Doctors at the hospital have admitted negligence in the death of Ireland County Mayo woman Elise Cronin, 49, at St Vincent's University Hospital on October 17, 2021. In accordance with the procedure, there was no response to the immediate intervention of the doctors on the blood test results. The Mayo woman died a few hours later at the hospital.
A hearing at Dublin District Coroner's Court found the County Mayo mother-of-four, of Convent Hill Crescent, Ballina, died of hypovolemic shock due to intra-abdominal bleeding. Pathologist Susan Aherne, who performed the post-mortem on the deceased, estimated that around 1.5 litters of blood had been lost. Dr Aherne said the bleeding was linked to an infection following the patient's operation.
Mrs Cronin-Walsh underwent surgery nine days ago to remove a pancreatic tumour and her gallbladder and spleen. The inquest heard that shortly after noon on October 17, 2021, laboratory staff tried to call her hospital ward with the test results.
The critical finding of the test was first noticed at 7pm that evening by Priya Jacob, an Indian staff nurse, who immediately informed the doctors about the patient's critical condition. Doctors did not respond to emergency intervention.
Coroner Aisling Gannon found Mrs Cronin-Walsh unresponsive shortly after suffering cardiac arrest, before she died at 9.19am. The laboratory manager told the inquest that the blood test results were available from 12.05pm that day. The laboratory manager said that the laboratory staff tried to phone the two extensions in the patient's ward but there was no answer. He admitted that procedures for escalating critical findings to on-call doctors, who did not return calls, were not followed.

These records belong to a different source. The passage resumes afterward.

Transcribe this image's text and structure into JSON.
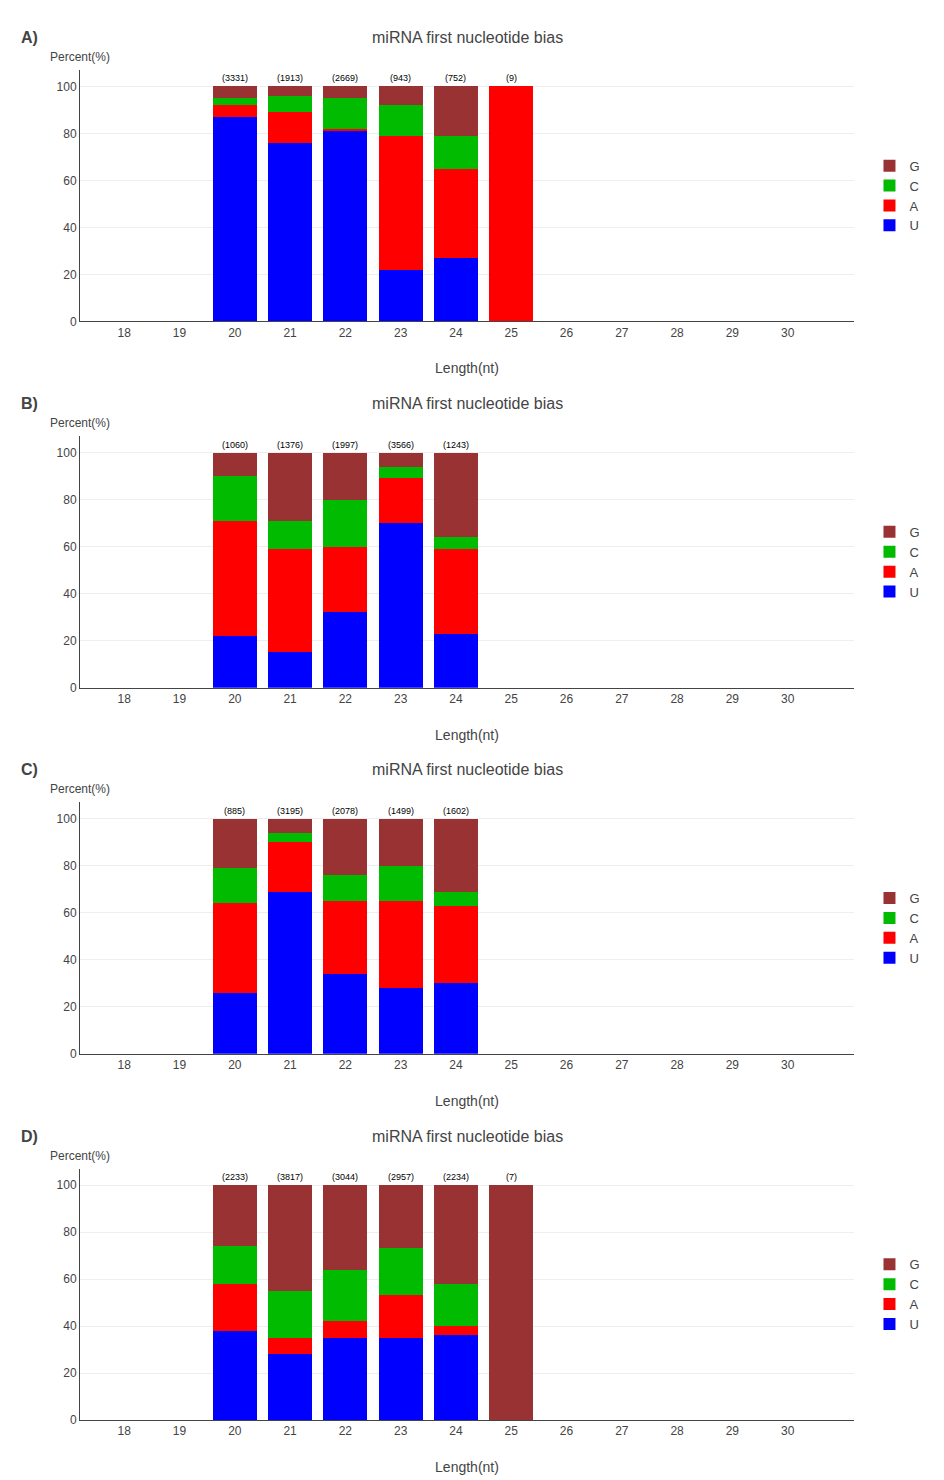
{
  "chart_data": [
    {
      "type": "bar",
      "title": "miRNA first nucleotide bias",
      "subtitle": "A)",
      "xlabel": "Length(nt)",
      "ylabel": "Percent(%)",
      "x": [
        20,
        21,
        22,
        23,
        24,
        25
      ],
      "series": [
        {
          "name": "U",
          "color": "#0000ff",
          "values": [
            87,
            76,
            81,
            22,
            27,
            0
          ]
        },
        {
          "name": "A",
          "color": "#ff0000",
          "values": [
            5,
            13,
            1,
            57,
            38,
            100
          ]
        },
        {
          "name": "C",
          "color": "#00bb00",
          "values": [
            3,
            7,
            13,
            13,
            14,
            0
          ]
        },
        {
          "name": "G",
          "color": "#993333",
          "values": [
            5,
            4,
            5,
            8,
            21,
            0
          ]
        }
      ],
      "annotations": [
        {
          "x": 20,
          "text": "(3331)"
        },
        {
          "x": 21,
          "text": "(1913)"
        },
        {
          "x": 22,
          "text": "(2669)"
        },
        {
          "x": 23,
          "text": "(943)"
        },
        {
          "x": 24,
          "text": "(752)"
        },
        {
          "x": 25,
          "text": "(9)"
        }
      ],
      "stacked": true,
      "xlim": [
        17.2,
        31.2
      ],
      "xticks": [
        18,
        19,
        20,
        21,
        22,
        23,
        24,
        25,
        26,
        27,
        28,
        29,
        30
      ],
      "ylim": [
        0,
        107
      ],
      "yticks": [
        0,
        20,
        40,
        60,
        80,
        100
      ],
      "grid": true,
      "legend": "right"
    },
    {
      "type": "bar",
      "title": "miRNA first nucleotide bias",
      "subtitle": "B)",
      "xlabel": "Length(nt)",
      "ylabel": "Percent(%)",
      "x": [
        20,
        21,
        22,
        23,
        24
      ],
      "series": [
        {
          "name": "U",
          "color": "#0000ff",
          "values": [
            22,
            15,
            32,
            70,
            23
          ]
        },
        {
          "name": "A",
          "color": "#ff0000",
          "values": [
            49,
            44,
            28,
            19,
            36
          ]
        },
        {
          "name": "C",
          "color": "#00bb00",
          "values": [
            19,
            12,
            20,
            5,
            5
          ]
        },
        {
          "name": "G",
          "color": "#993333",
          "values": [
            10,
            29,
            20,
            6,
            36
          ]
        }
      ],
      "annotations": [
        {
          "x": 20,
          "text": "(1060)"
        },
        {
          "x": 21,
          "text": "(1376)"
        },
        {
          "x": 22,
          "text": "(1997)"
        },
        {
          "x": 23,
          "text": "(3566)"
        },
        {
          "x": 24,
          "text": "(1243)"
        }
      ],
      "stacked": true,
      "xlim": [
        17.2,
        31.2
      ],
      "xticks": [
        18,
        19,
        20,
        21,
        22,
        23,
        24,
        25,
        26,
        27,
        28,
        29,
        30
      ],
      "ylim": [
        0,
        107
      ],
      "yticks": [
        0,
        20,
        40,
        60,
        80,
        100
      ],
      "grid": true,
      "legend": "right"
    },
    {
      "type": "bar",
      "title": "miRNA first nucleotide bias",
      "subtitle": "C)",
      "xlabel": "Length(nt)",
      "ylabel": "Percent(%)",
      "x": [
        20,
        21,
        22,
        23,
        24
      ],
      "series": [
        {
          "name": "U",
          "color": "#0000ff",
          "values": [
            26,
            69,
            34,
            28,
            30
          ]
        },
        {
          "name": "A",
          "color": "#ff0000",
          "values": [
            38,
            21,
            31,
            37,
            33
          ]
        },
        {
          "name": "C",
          "color": "#00bb00",
          "values": [
            15,
            4,
            11,
            15,
            6
          ]
        },
        {
          "name": "G",
          "color": "#993333",
          "values": [
            21,
            6,
            24,
            20,
            31
          ]
        }
      ],
      "annotations": [
        {
          "x": 20,
          "text": "(885)"
        },
        {
          "x": 21,
          "text": "(3195)"
        },
        {
          "x": 22,
          "text": "(2078)"
        },
        {
          "x": 23,
          "text": "(1499)"
        },
        {
          "x": 24,
          "text": "(1602)"
        }
      ],
      "stacked": true,
      "xlim": [
        17.2,
        31.2
      ],
      "xticks": [
        18,
        19,
        20,
        21,
        22,
        23,
        24,
        25,
        26,
        27,
        28,
        29,
        30
      ],
      "ylim": [
        0,
        107
      ],
      "yticks": [
        0,
        20,
        40,
        60,
        80,
        100
      ],
      "grid": true,
      "legend": "right"
    },
    {
      "type": "bar",
      "title": "miRNA first nucleotide bias",
      "subtitle": "D)",
      "xlabel": "Length(nt)",
      "ylabel": "Percent(%)",
      "x": [
        20,
        21,
        22,
        23,
        24,
        25
      ],
      "series": [
        {
          "name": "U",
          "color": "#0000ff",
          "values": [
            38,
            28,
            35,
            35,
            36,
            0
          ]
        },
        {
          "name": "A",
          "color": "#ff0000",
          "values": [
            20,
            7,
            7,
            18,
            4,
            0
          ]
        },
        {
          "name": "C",
          "color": "#00bb00",
          "values": [
            16,
            20,
            22,
            20,
            18,
            0
          ]
        },
        {
          "name": "G",
          "color": "#993333",
          "values": [
            26,
            45,
            36,
            27,
            42,
            100
          ]
        }
      ],
      "annotations": [
        {
          "x": 20,
          "text": "(2233)"
        },
        {
          "x": 21,
          "text": "(3817)"
        },
        {
          "x": 22,
          "text": "(3044)"
        },
        {
          "x": 23,
          "text": "(2957)"
        },
        {
          "x": 24,
          "text": "(2234)"
        },
        {
          "x": 25,
          "text": "(7)"
        }
      ],
      "stacked": true,
      "xlim": [
        17.2,
        31.2
      ],
      "xticks": [
        18,
        19,
        20,
        21,
        22,
        23,
        24,
        25,
        26,
        27,
        28,
        29,
        30
      ],
      "ylim": [
        0,
        107
      ],
      "yticks": [
        0,
        20,
        40,
        60,
        80,
        100
      ],
      "grid": true,
      "legend": "right"
    }
  ]
}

The consultant said the hospital's laboratory staff did not take any follow-up after calls to the patient's wards about the blood test results went unanswered. Doctor Maguire argued that the protocol stipulated that laboratory staff should contact the on-call medical staff or the surgical consultant responsible for the patient if they failed to arrive on the ward. "They did not follow this protocol and did not bring this low haemoglobin to anyone's attention," he admitted.

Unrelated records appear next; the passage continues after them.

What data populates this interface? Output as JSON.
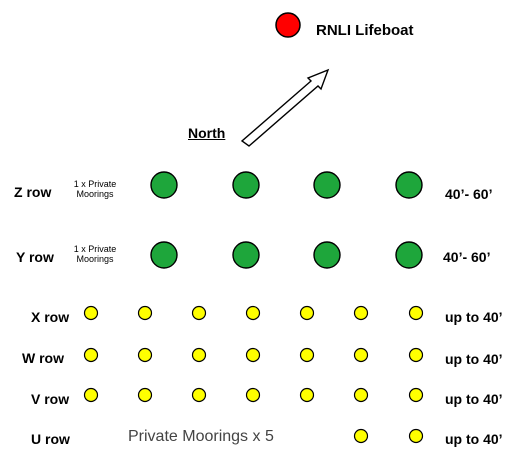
{
  "lifeboat": {
    "label": "RNLI Lifeboat",
    "color": "#ff0000"
  },
  "north": {
    "label": "North",
    "arrow_icon": "north-arrow-icon"
  },
  "colors": {
    "large_mooring": "#1ea63b",
    "small_mooring": "#ffff00",
    "outline": "#000000"
  },
  "rows": [
    {
      "id": "z",
      "label": "Z row",
      "note_line1": "1 x Private",
      "note_line2": "Moorings",
      "moorings": 4,
      "size": "40’- 60’",
      "mooring_type": "large"
    },
    {
      "id": "y",
      "label": "Y row",
      "note_line1": "1 x Private",
      "note_line2": "Moorings",
      "moorings": 4,
      "size": "40’- 60’",
      "mooring_type": "large"
    },
    {
      "id": "x",
      "label": "X row",
      "moorings": 7,
      "size": "up to 40’",
      "mooring_type": "small"
    },
    {
      "id": "w",
      "label": "W row",
      "moorings": 7,
      "size": "up to 40’",
      "mooring_type": "small"
    },
    {
      "id": "v",
      "label": "V row",
      "moorings": 7,
      "size": "up to 40’",
      "mooring_type": "small"
    },
    {
      "id": "u",
      "label": "U row",
      "private_text": "Private Moorings x 5",
      "moorings": 2,
      "size": "up to 40’",
      "mooring_type": "small"
    }
  ]
}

Doctor Maguire said he expected the patient to develop a post-operative intra-abdominal infection but her recovery was progressing as expected. The surgeon said he expected the patient's haemoglobin to be tested on October 16, 2021, but it did not happen. At the same time, he claimed, none of the other medical tests that day indicated anything wrong with her vital signs. Doctor admitted that Cronin-Walsh may have suffered a massive internal bleed the night before she died.
James Walsh, the deceased's husband, also gave evidence that the day before his wife's death her stomach had swollen up like a balloon with too much bile. When he left the hospital, his wife informed him that her body was telling her, she was dying, but James Walsh, said to her, “Don't talk like that. You will be fine.” The husband informed that. He recalled that he could not contact the hospital ward at any time the following day until he was informed that evening of his wife's death. "Mr Walsh criticized the care given to his wife by SVUH in the week after the operation, including when it took an hour for someone to help her go to the toilet. It is unbelievable to leave someone after a major operation," Walsh said.
At the end of the inquest, SVUH's solicitor, Caoimhe Daly BL, made a sincere apology on behalf of the hospital for its failure to care for the deceased, which led to her untimely death. She said changes have been implemented to improve patient care and practice to prevent recurrence of the disease. The hospital says procedures have been reviewed and updated since Cronin's death and all staff have been retrained on the communication of critical results.